DIY: Free. Shoot against a plain wall with good light. Risky on composition, but workable if you follow the spec carefully.
AI headshots have moved from a fringe option to a mainstream fallback, partly because the 150 KB cap rewards a compressed digital file that AI tools output natively. Something like InstaHeadshots turns 10 selfies into professional headshots in as little as 15 minutes, starting around $49, with medical-friendly styling like scrubs and coats. That is a fraction of the roughly $300 and half-day a studio session takes.
AI works great for most applicants. But if your interviews are virtual, prioritize identity match so the program director recognizes you at the door.
Whatever you pick, the caveat is the same. AI output can drift on specs. Always open the delivered file and verify: 375 x 525 px, under 150 KB, JPG or JPEG. Even the best platforms need this manual check.
A Note on Composition
AAMC points to the US Department of State photo template for composition. Head height should be 1 to 1 3/8 inches, which is 50 to 69 percent of image height.
Other basics: face centered horizontally, eyes at about 56 percent of image height, plain white or off-white background, neutral expression, and no glasses since 2016.
The photo's job is not to win a beauty contest. It just needs to be compliant and recognizably you. That is the whole bar.
The One-Minute Checklist Before You Submit
Here is my final pre-submit sequence. Run it every time.
- Resize to 375 x 525 px (5:7).
- Compress to under 150 KB at JPEG quality 75 to 85.
- Save as
.jpg,.jpeg, or.pngwith a clean filename (letters, numbers, dash, underscore). - Verify dimensions and size on your device.
- Upload, then treat any weird preview as a display quirk, not a file defect.
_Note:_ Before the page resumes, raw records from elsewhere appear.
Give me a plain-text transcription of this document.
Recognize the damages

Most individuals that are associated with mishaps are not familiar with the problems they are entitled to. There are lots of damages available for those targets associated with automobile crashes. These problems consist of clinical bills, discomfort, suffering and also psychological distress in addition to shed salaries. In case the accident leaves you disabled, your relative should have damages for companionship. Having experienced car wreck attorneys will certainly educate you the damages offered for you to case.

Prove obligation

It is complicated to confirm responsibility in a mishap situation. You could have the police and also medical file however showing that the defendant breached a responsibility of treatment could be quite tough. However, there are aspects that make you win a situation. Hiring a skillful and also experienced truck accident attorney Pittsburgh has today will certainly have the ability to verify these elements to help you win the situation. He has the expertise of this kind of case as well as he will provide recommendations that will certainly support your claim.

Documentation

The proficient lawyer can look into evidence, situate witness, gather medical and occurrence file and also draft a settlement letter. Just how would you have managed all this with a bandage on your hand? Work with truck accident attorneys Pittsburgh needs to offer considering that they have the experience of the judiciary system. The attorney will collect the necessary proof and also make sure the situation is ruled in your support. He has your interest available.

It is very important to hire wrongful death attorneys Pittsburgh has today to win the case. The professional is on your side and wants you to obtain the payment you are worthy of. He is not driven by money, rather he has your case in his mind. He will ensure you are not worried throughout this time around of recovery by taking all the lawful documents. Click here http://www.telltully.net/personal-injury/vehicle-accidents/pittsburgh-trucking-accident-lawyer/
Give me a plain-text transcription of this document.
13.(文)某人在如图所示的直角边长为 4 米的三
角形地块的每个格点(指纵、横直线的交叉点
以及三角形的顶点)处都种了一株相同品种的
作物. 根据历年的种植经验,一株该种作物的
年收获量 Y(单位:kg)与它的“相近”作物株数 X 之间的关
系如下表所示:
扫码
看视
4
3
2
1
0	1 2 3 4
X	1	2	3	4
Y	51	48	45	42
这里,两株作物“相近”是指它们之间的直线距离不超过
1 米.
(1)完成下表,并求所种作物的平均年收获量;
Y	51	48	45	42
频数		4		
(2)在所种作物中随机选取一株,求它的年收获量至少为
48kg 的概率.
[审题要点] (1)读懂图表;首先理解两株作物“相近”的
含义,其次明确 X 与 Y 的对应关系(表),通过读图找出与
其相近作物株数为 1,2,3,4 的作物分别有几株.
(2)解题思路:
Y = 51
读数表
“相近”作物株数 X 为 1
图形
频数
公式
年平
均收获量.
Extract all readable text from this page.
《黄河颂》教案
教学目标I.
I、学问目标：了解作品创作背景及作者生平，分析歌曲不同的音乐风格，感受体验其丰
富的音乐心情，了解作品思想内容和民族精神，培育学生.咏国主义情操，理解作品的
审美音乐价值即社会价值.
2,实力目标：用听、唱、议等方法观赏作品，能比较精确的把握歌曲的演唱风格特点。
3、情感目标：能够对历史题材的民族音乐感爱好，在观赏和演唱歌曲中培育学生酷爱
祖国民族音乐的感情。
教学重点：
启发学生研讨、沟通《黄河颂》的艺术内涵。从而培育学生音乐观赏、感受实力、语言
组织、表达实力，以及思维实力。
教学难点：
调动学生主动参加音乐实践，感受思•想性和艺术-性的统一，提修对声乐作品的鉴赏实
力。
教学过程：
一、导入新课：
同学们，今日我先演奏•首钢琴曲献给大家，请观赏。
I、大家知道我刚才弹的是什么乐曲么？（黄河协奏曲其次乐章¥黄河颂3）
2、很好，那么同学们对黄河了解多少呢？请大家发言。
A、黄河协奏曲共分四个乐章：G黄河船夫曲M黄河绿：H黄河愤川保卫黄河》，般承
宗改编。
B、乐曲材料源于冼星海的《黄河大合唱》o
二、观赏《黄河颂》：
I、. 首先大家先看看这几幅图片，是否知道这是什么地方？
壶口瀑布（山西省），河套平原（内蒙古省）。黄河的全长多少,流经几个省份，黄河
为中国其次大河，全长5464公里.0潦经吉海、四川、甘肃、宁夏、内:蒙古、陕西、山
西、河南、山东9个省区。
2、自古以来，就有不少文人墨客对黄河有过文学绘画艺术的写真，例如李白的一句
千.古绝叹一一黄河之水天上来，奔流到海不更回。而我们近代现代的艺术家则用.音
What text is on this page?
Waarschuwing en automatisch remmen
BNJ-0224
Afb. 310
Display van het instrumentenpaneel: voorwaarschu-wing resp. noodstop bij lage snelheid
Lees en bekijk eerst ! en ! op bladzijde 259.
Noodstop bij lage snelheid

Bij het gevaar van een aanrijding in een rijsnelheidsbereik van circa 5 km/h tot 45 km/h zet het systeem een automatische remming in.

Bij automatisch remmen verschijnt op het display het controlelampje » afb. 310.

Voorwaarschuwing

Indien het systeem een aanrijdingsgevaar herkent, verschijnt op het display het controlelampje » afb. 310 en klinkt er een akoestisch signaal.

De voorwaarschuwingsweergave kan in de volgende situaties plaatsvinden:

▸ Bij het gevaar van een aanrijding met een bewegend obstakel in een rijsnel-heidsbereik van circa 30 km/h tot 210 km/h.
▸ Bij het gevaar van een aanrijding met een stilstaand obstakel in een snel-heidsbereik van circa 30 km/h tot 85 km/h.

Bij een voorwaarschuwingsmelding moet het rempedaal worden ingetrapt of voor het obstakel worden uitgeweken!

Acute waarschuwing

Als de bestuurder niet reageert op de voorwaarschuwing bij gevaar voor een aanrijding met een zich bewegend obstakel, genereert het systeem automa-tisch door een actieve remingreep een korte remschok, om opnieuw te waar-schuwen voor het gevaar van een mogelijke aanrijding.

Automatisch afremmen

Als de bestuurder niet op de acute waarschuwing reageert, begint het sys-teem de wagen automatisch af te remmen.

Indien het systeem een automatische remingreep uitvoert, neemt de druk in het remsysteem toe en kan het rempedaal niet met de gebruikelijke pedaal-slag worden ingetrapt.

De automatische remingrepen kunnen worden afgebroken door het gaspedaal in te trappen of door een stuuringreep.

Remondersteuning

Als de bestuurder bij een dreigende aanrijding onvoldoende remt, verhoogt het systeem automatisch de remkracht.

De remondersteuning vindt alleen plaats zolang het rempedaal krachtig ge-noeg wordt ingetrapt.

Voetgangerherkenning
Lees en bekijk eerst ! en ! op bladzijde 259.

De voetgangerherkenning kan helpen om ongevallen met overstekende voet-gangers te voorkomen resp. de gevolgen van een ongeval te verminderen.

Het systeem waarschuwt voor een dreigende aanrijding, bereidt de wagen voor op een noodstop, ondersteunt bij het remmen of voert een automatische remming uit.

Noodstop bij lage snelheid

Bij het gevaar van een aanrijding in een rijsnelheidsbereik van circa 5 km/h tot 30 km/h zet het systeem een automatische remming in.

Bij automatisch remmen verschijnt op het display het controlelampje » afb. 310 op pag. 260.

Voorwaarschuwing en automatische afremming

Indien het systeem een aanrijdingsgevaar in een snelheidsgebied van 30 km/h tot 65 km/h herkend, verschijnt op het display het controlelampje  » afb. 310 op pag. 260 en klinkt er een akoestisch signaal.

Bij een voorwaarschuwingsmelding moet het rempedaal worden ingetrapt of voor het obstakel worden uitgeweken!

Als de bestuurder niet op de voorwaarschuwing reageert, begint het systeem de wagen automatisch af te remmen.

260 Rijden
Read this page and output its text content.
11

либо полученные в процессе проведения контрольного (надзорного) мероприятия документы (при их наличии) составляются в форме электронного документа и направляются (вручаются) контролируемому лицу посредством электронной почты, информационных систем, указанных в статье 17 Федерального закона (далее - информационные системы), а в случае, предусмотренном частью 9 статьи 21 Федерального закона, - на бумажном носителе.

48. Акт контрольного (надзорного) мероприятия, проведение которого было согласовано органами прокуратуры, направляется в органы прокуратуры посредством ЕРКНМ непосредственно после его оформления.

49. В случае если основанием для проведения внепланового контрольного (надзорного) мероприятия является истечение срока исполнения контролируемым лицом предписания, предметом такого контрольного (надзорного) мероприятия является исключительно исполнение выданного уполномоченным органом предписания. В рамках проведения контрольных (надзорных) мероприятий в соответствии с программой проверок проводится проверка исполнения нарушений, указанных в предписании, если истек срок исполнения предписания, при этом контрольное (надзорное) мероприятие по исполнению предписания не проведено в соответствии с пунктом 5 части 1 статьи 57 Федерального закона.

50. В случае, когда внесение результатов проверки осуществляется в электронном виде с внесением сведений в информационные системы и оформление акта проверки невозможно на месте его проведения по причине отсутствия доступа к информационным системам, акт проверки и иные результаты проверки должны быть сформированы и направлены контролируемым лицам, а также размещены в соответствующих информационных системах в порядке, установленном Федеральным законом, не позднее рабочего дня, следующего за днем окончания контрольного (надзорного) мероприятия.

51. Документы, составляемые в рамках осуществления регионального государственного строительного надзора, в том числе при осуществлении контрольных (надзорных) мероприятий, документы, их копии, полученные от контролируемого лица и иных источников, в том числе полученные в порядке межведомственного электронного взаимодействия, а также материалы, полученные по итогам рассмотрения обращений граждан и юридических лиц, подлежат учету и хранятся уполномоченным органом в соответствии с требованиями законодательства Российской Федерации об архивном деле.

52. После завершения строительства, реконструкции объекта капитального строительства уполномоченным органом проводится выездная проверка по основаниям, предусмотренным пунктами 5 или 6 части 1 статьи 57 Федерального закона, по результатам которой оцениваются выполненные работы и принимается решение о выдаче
And one more thing to calm the last-minute anxiety. AAMC has not signaled any photo-spec change for the 2027 ERAS cycle. Any "new ERAS photo rules" you see floating around social media is likely stale or AI-generated noise.
ERAS photo success is a specs problem, not a photography problem. Get the three numbers right, sanity-check the preview, and move on to the parts of your application that actually need your attention.